# Pics of my Maxima with new 18's



## Pbeige91 (Apr 8, 2004)

Took some pics


----------



## Tha Sheep (Mar 30, 2005)

red X's galore is all I see.


----------



## StevenLK (Jul 15, 2002)

i see the car. and its pretty kleann . great job


----------



## himbo (Sep 20, 2003)

nice... where in jersey are you from, i'm from wayne near Willy P University


----------



## Pbeige91 (Apr 8, 2004)

I'm in marlton in south jersey.


----------



## wickedsr20 (Aug 8, 2002)

Very nice and clean ride. Looks smooth with those wheels, the drop, and the kit. Keep up the good work.


----------



## Nuskool (Jan 5, 2004)

Looks good not many of these around


----------



## Slayer2003 (Jun 4, 2003)

wickedsr20 said:


> Very nice and clean ride. Looks smooth with those wheels, the drop, and the kit. Keep up the good work.

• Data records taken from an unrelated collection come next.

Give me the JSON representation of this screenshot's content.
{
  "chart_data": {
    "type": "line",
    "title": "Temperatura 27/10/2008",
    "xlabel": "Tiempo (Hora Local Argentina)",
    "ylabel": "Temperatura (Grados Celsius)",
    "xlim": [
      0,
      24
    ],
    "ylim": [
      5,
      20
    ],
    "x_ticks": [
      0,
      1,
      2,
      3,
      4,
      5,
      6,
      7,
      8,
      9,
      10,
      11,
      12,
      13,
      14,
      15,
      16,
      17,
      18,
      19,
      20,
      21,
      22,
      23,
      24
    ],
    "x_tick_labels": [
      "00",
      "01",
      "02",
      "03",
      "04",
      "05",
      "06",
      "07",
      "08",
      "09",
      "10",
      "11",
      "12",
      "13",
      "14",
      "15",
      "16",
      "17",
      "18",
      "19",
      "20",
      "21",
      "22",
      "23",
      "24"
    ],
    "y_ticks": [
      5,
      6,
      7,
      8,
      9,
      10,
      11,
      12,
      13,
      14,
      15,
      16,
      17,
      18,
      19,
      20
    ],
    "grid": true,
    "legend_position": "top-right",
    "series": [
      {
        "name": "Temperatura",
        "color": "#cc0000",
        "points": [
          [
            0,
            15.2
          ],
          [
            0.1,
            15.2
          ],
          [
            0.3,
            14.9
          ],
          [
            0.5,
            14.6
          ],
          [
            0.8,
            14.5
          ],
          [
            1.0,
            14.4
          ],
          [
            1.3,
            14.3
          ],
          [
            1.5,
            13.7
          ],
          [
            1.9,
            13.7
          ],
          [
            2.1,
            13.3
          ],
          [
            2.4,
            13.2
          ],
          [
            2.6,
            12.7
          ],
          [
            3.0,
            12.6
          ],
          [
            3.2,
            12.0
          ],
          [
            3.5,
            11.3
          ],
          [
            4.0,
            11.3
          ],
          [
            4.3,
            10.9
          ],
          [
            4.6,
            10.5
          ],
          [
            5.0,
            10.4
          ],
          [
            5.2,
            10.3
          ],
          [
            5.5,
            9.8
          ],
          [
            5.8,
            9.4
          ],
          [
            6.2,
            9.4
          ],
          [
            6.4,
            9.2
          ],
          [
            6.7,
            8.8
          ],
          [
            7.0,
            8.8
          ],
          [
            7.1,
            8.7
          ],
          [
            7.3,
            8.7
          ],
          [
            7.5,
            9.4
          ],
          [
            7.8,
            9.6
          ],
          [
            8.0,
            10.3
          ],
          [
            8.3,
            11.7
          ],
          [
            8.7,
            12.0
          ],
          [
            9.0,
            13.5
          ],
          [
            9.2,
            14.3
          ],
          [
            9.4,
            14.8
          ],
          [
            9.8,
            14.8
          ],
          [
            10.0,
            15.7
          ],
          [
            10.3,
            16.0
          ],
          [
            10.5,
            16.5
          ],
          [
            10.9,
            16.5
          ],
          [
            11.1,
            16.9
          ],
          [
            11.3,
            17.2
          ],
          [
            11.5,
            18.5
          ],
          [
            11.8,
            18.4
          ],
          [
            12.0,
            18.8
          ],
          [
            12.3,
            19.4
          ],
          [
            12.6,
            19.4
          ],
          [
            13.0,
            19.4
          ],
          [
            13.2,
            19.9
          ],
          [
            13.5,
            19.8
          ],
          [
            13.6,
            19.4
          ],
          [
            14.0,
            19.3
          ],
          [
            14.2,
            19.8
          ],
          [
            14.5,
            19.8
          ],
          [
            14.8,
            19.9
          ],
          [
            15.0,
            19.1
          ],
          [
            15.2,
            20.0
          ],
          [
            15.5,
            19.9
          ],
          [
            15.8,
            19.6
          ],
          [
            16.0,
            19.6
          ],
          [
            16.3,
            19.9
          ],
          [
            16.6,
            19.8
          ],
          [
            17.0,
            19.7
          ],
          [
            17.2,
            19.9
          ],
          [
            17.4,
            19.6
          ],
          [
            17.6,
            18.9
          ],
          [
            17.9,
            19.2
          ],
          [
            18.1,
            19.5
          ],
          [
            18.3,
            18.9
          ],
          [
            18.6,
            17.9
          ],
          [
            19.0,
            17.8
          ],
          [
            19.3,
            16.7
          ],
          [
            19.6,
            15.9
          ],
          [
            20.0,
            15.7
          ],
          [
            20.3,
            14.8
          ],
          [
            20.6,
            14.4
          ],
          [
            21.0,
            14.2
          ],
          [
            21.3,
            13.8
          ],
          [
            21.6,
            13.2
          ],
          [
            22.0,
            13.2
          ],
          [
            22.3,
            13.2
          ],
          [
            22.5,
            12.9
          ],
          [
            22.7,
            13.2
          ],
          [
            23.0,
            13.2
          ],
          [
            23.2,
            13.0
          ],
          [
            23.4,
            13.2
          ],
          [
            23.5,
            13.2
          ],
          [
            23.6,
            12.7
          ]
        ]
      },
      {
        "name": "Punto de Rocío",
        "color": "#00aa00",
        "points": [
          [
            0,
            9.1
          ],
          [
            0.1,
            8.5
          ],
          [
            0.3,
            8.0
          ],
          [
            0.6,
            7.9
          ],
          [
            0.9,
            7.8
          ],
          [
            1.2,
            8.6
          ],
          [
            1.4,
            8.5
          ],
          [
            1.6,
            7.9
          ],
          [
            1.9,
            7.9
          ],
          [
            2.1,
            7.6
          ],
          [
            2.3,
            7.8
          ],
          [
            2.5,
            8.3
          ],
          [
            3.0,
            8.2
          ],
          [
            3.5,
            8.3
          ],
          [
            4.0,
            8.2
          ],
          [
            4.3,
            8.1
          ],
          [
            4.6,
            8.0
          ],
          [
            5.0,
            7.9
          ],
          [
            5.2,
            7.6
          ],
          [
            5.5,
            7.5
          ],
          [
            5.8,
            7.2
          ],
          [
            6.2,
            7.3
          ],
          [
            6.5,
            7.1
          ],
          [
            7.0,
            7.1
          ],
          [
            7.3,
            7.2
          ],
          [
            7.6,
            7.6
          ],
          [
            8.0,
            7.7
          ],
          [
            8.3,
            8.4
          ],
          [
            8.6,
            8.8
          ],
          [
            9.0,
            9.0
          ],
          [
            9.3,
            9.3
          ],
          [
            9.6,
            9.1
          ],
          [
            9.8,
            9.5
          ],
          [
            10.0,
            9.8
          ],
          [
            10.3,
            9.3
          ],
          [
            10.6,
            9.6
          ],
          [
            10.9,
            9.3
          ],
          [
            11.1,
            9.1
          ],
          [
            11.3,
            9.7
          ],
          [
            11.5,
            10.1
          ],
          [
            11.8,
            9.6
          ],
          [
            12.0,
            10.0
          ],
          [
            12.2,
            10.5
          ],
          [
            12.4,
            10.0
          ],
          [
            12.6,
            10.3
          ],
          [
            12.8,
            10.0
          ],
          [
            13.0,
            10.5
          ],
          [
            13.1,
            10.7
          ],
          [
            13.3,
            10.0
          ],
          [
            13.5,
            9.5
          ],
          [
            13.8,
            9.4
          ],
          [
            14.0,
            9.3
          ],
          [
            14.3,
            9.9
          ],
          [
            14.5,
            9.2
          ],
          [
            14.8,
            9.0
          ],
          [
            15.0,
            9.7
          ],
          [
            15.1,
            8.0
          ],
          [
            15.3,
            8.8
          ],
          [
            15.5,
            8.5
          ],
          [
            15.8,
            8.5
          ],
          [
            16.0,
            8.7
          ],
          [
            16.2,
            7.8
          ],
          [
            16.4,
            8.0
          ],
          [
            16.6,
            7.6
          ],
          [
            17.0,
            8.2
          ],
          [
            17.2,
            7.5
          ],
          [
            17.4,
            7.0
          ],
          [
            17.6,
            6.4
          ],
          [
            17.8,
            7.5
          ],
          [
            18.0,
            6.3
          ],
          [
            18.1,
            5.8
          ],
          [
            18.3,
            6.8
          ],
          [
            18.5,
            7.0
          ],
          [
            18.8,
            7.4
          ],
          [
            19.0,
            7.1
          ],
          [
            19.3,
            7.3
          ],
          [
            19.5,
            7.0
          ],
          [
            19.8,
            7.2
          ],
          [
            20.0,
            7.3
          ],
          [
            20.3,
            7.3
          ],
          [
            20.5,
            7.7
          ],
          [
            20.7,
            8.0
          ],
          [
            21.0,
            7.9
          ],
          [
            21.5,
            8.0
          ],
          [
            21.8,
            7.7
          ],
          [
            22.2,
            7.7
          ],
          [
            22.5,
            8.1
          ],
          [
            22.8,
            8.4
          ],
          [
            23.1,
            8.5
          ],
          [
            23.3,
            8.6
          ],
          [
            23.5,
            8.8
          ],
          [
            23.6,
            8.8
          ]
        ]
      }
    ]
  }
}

Couldn't describe it better. Nice ride! :thumbup:


----------



## Tha Sheep (Mar 30, 2005)

maybe its just because I am on a goverment computer.


----------



## b14sleeper (Dec 31, 2004)

i have a fetish for beige/brown/tan cars that look as awesome as yours do. 
:hal: <peace out HAL!!


----------



## ASsman (Mar 23, 2005)

Best looking 18"s on a maxima thus far, IMO.


----------



## Radioaktiv (Feb 12, 2004)

looks really nice


----------



## Twiz (Aug 24, 2004)

Looks awesome for a '91... these wheels make it look expensive now.


----------